- 1020 Center Ave. Galva, Illinois USA

Information
- Type: Public secondary
- Principal: Jerry Joe Becker
- Teaching staff: 18.84 (FTE)
- Grades: 7-12
- Enrollment: 191 (2024–2025)
- Student to teacher ratio: 10.14
- Campus: Small city
- Colors: Maize and blue
- Nickname: Wildcats
- Website: cats.k12.il.us/ghs/

= Galva High School =

Galva High School, or GHS, is a public four-year high school located at 1020 Center Ave. in Galva, Illinois, a small city in Galva Township of Henry County, Illinois, in the Midwestern United States. GHS is part of Galva Community Unit School District 224, which also includes Galva Junior High School, and Galva Elementary School. The school is combined with the Galva Junior High School to form Galva Junior-Senior High School. However, academics, athletics, and activities remain mostly separate. The campus is 28 miles northeast of Galesburg, Illinois, 42 miles southeast of Moline, Illinois, and serves a mixed small city and rural residential community. The school is the only high school in the city of Galva.

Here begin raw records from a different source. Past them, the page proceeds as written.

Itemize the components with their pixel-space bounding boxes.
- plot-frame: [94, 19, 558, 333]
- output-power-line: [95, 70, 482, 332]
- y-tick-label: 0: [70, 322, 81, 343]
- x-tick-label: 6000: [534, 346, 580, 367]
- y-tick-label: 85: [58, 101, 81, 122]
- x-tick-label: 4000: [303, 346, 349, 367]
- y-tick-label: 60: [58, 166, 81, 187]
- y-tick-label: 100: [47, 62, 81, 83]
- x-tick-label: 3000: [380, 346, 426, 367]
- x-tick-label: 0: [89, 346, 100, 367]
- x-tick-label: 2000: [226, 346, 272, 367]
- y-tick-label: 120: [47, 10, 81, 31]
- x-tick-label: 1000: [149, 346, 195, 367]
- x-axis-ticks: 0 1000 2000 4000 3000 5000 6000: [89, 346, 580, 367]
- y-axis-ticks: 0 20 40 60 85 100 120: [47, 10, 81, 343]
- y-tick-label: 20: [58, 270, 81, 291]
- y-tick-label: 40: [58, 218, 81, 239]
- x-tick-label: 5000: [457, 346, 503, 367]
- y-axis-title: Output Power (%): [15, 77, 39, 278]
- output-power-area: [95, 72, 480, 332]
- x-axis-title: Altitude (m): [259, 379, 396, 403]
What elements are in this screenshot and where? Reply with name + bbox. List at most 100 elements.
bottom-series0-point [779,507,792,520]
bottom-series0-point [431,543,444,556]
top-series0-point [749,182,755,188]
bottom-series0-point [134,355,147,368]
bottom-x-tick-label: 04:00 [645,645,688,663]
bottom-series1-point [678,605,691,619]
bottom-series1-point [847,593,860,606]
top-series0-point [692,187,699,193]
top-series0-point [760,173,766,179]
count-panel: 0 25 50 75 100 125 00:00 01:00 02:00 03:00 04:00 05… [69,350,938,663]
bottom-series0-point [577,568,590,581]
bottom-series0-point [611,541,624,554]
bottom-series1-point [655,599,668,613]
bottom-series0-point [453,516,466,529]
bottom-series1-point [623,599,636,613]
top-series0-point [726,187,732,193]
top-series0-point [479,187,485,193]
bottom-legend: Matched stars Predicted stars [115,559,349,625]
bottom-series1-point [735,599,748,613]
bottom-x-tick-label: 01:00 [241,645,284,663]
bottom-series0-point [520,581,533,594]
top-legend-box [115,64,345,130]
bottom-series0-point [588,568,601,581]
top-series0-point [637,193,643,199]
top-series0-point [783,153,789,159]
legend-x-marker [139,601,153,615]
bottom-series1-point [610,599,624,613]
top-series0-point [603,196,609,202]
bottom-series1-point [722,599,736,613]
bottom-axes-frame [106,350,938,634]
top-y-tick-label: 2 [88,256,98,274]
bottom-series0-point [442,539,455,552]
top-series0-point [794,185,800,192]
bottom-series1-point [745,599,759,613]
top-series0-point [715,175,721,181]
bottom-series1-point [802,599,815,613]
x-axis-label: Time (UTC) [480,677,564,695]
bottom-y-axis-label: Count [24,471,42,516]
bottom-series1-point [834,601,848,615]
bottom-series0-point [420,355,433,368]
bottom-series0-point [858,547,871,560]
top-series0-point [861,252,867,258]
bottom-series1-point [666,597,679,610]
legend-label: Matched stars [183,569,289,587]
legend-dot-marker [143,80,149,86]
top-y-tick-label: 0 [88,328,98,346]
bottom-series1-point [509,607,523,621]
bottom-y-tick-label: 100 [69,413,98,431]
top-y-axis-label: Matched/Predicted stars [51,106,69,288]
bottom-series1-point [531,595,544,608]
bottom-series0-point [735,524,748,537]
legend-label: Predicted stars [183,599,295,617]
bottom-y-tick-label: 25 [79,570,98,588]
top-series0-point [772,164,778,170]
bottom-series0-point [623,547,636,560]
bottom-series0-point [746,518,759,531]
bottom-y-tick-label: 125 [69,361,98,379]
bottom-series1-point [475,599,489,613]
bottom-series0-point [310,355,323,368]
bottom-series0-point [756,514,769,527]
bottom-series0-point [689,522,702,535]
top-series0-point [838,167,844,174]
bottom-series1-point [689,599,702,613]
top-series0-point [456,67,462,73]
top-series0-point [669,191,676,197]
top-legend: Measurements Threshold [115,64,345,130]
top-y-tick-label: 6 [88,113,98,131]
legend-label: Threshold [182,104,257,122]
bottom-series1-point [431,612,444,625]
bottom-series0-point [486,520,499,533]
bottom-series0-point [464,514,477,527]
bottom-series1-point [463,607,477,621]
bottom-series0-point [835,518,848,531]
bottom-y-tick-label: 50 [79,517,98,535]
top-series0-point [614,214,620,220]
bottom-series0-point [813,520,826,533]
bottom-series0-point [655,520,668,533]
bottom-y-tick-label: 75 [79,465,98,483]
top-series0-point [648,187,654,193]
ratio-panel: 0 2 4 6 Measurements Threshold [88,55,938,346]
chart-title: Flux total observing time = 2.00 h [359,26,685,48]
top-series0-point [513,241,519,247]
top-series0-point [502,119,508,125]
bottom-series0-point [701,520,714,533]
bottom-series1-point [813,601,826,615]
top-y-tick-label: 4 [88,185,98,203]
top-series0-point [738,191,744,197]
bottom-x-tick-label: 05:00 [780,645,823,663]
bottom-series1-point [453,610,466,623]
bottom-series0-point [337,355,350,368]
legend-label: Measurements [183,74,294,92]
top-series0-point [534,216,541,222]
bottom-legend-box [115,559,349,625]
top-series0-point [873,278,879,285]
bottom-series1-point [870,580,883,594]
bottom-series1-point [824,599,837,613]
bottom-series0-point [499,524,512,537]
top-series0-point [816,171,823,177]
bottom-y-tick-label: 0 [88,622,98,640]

The school is part of the Davenport-Moline-Rock Island, IA-IL metropolitan statistical area.

==Academics==
Galva Junior-Senior High School is currently Fully Recognized meaning the school made Adequate Yearly Progress and is currently in compliance with state testing and standards. However, the combined scores of both Galva Junior High School and Senior High School students to form a composite rating for AlWood Middle-High school masks the discrepancy between the two. In 2009, 47% of high school students tested met or exceeded state standards on the Prairie State Achievement Examination, a state test that is part of the No Child Left Behind Act. In 2009, 87% of junior high school students tested met or exceeded standards on the Illinois Standards Achievement Test, also a state test that is part of the No Child Left Behind Act. Many Illinois school districts see a decrease in percentile as grade level increases. However, other high schools in the 47% standards range are not marked as making adequate yearly progress, and have received an Academic Early Warning Status rather than being marked as Fully Recognized. The school's average high school graduation rate between 2000-2009 was 85%.

In 2009, the Galva Junior-Senior High School faculty was 47 teachers, averaging 13.0 years of experience, and of whom 23.5% held an advanced degree. The average high school class size was 12.0 The high school student to faculty ratio was 10.1. The district's instructional expenditure per student was $4,768. Galva Junior-Senior High School enrollment decreased from 356 to 265 (26%) in the period of 1999-2009.

Galva schools installed one of the first solar power generating systems in local area high schools in the fall of 2009.

==Athletics and activities==
Galva High School competes in the Lincoln Trail Conference and is a member school in the Illinois High School Association. Its mascot is the Wildcat. The school has no state championships on record in IHSA sponsored team athletics and activities.

In 1993, Galva High School athlete Ryan Preston won the IHSA state championship for the 110 meter high hurdles. In 2018, sophomore Peyton Sopiars became the IHSA Class 1A State Triple Jump Champion for his jump of 45’3/4”.

The Galva High School Dance and Drill Team has won 5 State Championships (2008, 2006, 2005, 2002, 1999) in the Class A Production Category. In 2008, they performed Peter Pan. Since 1994 they have also placed in the state's top 5 in the categories of Kick and Pom. In 2010, they won a state championship in the Class A Musical Theatre category for their performance of Mary Poppins. Galva was the only participant in the category. The Dance and Drill state championship is sponsored by the Illinois Drill Team Association, which is not affiliated with the IHSA.

==Notable alumni==

- Rich Falk: Former college basketball coach. He was head coach of the Northwestern Wildcats team from 1978 to 1986. Currently, Falk is the Associate Commissioner of the Big Ten Conference.